On Fri, 2002-01-04 at 00:24, Adrian Bunk wrote:
> Most of us who work for Debian do this in our spare time. But I do
> personally disagree with the "you can't force a volunteer to do anything"
> argument I heard in several discussions. These were discussions about
> things where some work of the maintainer who is responsible for his
> package would save work for other people who do volunteer work for Debian
> or to improve the general quality of Debian for our users.

I agree. After all, it's voluntary to volunteer.
But it should be very clear what is expected of you, and what you are
willing to contribute. At the moment, much is expected, but the
willingness can only be observed afterwards, day by day.

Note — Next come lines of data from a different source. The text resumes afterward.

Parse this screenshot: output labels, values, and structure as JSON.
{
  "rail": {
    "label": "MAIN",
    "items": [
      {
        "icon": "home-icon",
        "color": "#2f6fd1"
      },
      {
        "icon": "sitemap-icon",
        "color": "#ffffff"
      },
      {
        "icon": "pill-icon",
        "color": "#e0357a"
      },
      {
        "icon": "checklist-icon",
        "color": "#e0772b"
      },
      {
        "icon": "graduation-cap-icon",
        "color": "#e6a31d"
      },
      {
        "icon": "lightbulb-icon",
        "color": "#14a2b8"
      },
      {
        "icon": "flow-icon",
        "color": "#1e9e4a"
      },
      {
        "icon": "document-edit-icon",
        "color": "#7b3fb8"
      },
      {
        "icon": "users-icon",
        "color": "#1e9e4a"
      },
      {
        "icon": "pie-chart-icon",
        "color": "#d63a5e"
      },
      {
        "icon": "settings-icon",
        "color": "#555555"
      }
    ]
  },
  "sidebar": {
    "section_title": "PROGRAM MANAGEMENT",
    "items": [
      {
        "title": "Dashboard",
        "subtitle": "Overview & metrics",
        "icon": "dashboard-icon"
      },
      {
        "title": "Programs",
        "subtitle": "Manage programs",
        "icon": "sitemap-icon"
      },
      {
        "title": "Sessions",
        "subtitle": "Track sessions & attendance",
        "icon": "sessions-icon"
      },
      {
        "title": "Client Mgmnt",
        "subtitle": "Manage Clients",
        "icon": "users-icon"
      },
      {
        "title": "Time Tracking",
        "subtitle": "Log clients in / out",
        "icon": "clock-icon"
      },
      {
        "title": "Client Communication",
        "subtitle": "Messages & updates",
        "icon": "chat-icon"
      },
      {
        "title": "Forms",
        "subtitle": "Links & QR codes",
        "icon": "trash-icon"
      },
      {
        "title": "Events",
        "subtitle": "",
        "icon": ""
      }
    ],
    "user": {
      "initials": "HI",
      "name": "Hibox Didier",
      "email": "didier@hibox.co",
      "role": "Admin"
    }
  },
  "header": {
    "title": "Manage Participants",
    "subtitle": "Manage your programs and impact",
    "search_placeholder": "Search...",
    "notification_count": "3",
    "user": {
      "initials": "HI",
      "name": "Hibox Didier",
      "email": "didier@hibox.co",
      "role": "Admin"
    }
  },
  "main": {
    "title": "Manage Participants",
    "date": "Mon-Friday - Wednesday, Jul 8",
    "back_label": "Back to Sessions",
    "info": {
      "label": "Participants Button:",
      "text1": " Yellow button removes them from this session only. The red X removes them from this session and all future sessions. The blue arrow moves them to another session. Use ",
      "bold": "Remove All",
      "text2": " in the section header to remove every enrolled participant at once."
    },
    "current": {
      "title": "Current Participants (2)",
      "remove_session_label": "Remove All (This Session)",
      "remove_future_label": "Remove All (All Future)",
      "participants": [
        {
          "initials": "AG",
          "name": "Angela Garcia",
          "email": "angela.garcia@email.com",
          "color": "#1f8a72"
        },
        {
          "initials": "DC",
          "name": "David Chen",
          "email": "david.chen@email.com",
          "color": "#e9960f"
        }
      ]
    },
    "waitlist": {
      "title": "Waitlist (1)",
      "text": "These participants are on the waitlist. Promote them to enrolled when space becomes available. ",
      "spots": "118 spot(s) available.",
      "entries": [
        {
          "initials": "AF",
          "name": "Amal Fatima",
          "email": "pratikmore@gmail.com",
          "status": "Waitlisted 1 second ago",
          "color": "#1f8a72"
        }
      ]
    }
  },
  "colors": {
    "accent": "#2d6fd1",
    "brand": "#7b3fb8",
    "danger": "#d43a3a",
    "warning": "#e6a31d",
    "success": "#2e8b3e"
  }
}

Recent discussions on this and other lists are showing signs of the
debian (and possibly the free software) community wanting to change the
way development is done. Where before we had chaos and charismatic
people hacking away into the night, we now have people striving for
orderly development of mature systems. It is time not only to become
hackers of code, but also hackers of project management, hackers of
quality assurance and hackers of user interfaces.

But fresh ideas require new participants - only it has become so much
more difficult to get involved. Not only do you have to possess almost
cs major skills to keep up, the debian project is so large that it is
very difficult for a prospect maintainer to grasp the whole picture and
find her own place. I sense countless lurkers reading this list and
others, trying to get a glimpse of what debian is all about, and if it's
something to get involved in. I count myself as one of them.

Think of it as getting a job at a very large company. What if you knew
nothing of the people working around you, nothing of the internal
structure of the company, nothing of what you are expected to do? There
are many able programmers and would-be-maintainers that cannot find a
place to start.

What the people writing about this matter seem to be after is
- what is expected of a maintainer?
- how does the debian project fit together?
- what can I do?
- what must I know to be able to do this?
- where do I go to ask if I must know something?

I think the real "debian problem" is not about maintainers MIA, orphaned
packages or slow release cycles. The real problem is about lack of
smooth introduction of new participants, and a complicated, undocumented
internal structure. It is about unclear goals - what is the target
audience or audiences of debian?
If these matters were clear, more people would concentrate on writing
missing documentation (where is the "debian system administrators guide"
or the "debian desktop user's guide"?) finding MIA maintainers, fixing
RC bugs, figuring out what "roles" the debian system can play and see to
it that it does a good job on each.

I have no answers, and I have no suggestions at this moment for the
above - because I don't know what's expected, or where to start.